Trump has linked immigration to terrorism, crime, and economic stagnation: again, dad falling down on the job, not protecting and providing. His criticisms of trade agreements have paternal resonance. Jobs and industry have left the US, preventing, through no fault of their own, men who worked in the vanished factories from providing for their families. They are not looking for sustenance from mom, but rather a chance to fulfill their role as fathers, and they’ve become Trump’s base. These Republicans are the kid who sees his dad drunk in a bar when he’s supposed to be on the job he hasn’t told the family he no longer has. The kid knows something is terribly wrong. Trump tells the kid that he can sober up dad, get him back to work, and keep the kid and his family safe.
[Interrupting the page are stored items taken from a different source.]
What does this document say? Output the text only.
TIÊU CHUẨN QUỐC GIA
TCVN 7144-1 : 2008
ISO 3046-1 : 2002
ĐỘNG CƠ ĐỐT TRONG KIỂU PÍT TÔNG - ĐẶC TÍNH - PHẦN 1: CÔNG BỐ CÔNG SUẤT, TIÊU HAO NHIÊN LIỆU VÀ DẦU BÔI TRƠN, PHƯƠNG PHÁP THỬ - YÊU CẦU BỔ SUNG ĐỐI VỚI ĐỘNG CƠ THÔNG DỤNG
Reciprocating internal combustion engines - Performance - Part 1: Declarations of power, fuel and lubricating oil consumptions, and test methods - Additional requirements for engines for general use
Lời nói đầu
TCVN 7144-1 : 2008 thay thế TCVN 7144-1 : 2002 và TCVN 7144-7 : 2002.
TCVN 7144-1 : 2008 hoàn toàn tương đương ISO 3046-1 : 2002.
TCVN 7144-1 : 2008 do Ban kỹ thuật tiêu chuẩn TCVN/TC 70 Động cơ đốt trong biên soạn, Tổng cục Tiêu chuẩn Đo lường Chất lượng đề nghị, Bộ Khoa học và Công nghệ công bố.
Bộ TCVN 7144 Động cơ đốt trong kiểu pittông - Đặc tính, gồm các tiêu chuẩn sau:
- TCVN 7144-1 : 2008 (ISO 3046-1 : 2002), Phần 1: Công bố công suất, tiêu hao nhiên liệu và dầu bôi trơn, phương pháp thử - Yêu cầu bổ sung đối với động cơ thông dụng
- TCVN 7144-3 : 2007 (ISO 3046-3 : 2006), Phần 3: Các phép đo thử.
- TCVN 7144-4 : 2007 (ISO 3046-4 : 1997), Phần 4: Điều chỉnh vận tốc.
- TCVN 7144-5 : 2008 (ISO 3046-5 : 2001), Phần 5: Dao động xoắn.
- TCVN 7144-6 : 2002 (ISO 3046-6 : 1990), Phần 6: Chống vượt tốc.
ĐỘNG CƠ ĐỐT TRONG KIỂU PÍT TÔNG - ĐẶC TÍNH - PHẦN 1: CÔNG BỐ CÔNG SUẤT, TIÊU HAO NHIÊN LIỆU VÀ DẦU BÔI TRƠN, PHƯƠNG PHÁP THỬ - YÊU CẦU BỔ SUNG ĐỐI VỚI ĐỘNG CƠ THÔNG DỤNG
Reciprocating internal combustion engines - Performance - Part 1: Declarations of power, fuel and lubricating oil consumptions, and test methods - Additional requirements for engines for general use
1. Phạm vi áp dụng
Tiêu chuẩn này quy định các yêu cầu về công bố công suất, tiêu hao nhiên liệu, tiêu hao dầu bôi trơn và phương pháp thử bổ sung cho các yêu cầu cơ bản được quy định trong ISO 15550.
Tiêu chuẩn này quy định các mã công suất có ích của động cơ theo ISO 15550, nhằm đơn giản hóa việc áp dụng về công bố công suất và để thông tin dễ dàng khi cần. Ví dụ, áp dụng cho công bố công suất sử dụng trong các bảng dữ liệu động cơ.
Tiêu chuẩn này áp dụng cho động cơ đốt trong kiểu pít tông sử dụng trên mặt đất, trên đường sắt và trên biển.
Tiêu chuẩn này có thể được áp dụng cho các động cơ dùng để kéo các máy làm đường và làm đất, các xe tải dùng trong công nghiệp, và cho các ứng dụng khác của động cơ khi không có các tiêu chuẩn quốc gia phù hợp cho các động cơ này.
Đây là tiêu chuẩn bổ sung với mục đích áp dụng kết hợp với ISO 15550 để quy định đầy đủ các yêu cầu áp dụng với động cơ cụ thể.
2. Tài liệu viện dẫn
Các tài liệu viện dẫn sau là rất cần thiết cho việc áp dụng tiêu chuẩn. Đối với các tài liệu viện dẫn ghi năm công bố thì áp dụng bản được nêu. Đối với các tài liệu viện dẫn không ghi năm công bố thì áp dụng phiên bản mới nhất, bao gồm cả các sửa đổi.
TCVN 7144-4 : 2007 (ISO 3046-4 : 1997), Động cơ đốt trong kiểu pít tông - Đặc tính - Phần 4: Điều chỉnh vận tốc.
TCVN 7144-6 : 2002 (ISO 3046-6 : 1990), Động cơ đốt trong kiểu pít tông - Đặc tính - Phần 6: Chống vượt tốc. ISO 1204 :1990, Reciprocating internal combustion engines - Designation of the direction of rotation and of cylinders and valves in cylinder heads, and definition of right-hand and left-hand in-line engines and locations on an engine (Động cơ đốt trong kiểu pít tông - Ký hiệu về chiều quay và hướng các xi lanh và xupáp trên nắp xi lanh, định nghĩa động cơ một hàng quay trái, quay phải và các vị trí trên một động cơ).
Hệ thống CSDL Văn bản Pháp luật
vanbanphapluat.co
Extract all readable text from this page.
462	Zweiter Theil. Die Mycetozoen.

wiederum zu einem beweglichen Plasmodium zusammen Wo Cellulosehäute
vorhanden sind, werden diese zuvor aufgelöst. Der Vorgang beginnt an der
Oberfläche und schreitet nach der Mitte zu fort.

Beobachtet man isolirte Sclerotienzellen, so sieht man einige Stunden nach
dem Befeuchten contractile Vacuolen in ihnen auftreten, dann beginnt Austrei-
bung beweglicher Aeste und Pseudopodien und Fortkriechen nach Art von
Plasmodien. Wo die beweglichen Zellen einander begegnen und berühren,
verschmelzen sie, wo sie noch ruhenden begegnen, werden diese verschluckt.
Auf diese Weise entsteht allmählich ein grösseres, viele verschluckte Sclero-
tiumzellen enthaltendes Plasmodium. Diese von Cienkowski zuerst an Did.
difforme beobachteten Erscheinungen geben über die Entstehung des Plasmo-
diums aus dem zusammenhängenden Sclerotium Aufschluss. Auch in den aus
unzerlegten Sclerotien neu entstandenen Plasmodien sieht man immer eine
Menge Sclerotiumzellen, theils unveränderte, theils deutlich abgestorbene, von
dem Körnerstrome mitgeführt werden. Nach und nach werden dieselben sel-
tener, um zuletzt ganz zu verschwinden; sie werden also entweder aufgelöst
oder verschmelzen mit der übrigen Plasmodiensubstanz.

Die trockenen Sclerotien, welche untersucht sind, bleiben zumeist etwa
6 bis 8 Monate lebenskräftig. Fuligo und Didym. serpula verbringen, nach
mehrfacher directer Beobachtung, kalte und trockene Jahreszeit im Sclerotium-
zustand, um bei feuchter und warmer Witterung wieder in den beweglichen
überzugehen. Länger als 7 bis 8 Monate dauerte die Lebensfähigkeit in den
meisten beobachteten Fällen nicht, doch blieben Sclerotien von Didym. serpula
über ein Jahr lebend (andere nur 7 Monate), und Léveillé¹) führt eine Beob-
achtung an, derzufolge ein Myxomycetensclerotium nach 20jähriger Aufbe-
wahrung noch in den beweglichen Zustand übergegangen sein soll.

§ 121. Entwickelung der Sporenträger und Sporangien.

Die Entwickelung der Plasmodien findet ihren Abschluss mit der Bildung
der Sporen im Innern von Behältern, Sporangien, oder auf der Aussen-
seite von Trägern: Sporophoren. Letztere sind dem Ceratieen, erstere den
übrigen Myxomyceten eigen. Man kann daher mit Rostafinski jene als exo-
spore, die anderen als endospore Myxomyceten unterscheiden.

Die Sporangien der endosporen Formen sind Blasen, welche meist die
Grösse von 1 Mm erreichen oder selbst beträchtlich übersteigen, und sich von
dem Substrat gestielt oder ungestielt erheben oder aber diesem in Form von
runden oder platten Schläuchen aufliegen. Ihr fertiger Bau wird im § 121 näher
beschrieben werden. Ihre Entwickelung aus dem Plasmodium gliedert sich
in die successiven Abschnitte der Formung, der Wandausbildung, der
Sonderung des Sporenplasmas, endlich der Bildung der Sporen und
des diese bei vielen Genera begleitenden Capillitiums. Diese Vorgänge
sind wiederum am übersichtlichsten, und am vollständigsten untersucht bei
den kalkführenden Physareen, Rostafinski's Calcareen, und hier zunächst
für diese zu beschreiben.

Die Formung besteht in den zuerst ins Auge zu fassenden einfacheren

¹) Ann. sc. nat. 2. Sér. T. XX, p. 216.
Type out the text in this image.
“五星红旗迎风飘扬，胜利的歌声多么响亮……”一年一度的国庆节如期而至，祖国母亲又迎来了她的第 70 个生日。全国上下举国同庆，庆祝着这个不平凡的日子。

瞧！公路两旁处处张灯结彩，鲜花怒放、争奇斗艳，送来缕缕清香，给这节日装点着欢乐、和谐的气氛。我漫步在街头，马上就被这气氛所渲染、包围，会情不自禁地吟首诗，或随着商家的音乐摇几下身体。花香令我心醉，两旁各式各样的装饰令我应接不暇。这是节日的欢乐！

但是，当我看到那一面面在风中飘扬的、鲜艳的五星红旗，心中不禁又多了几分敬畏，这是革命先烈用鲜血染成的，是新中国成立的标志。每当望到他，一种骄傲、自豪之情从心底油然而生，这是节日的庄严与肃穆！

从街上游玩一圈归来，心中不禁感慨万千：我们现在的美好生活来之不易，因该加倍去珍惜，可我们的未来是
Hillary Clinton is attempting political androgyny. She’s the single parent mom and dad, fitting for the party whose policies have created so many single parent families. She is appealing to those Republicans who believe that belligerent foreign intervention, open borders, and corporate managed trade will protect the family and bring home the bacon. Sixteen challengers thought those articles of faith still fit the Republican brand; they lost to the candidate who didn’t. Maybe enough of the daddy-traditionalists will overcome their intense loathing of all things Clinton to make a difference, maybe not. However, the strategy may well backfire with her own party.
If Bernie Sanders had been a candidate in the 1960s, his supporters would undoubtedly have been viscerally and vociferously opposed to the Vietnam War. Today, to they extent they show any concern about foreign and military affairs, Democrats worry that money spent on foreign interventions is money that should have been spent at home—dad taking money from mom. Sanders’ supporters are the ultimate mom voters, and they might have upended Clinton had the process not been rigged. So far, they haven’t warmed up to the candidate who’s trying to out-dad the Republicans, rigged the nomination, and only pays lip service to their “needs.” Satisfying needs is what moms do, and if Hillary doesn’t credibly address their psychology, many will sit on their hands or vote for Jill Stein.
What about those who don’t have mommy or daddy issues, who stand on their own two feet and don’t want to be bothered by the mommy-crats and daddy-crats? Their numbers are so small they’re politically irrelevant. Pathological psychological dependency feeds on itself, reinforced by tribalism. Crowds are stupid; wisdom is solitary. The individualists see the light, but only because they broke from the pack and thought for themselves. They owe their wisdom more to what they’ve read (mostly on the Internet), and thought about on their own, than what they’ve been told, and told to accept. The mommy and daddy analysis of politics offers them only the cold comfort of an explanation as to why they never win arguments, although they usually have history, facts, and logic on their side. Now, at least, they can avoid wasting their precious time.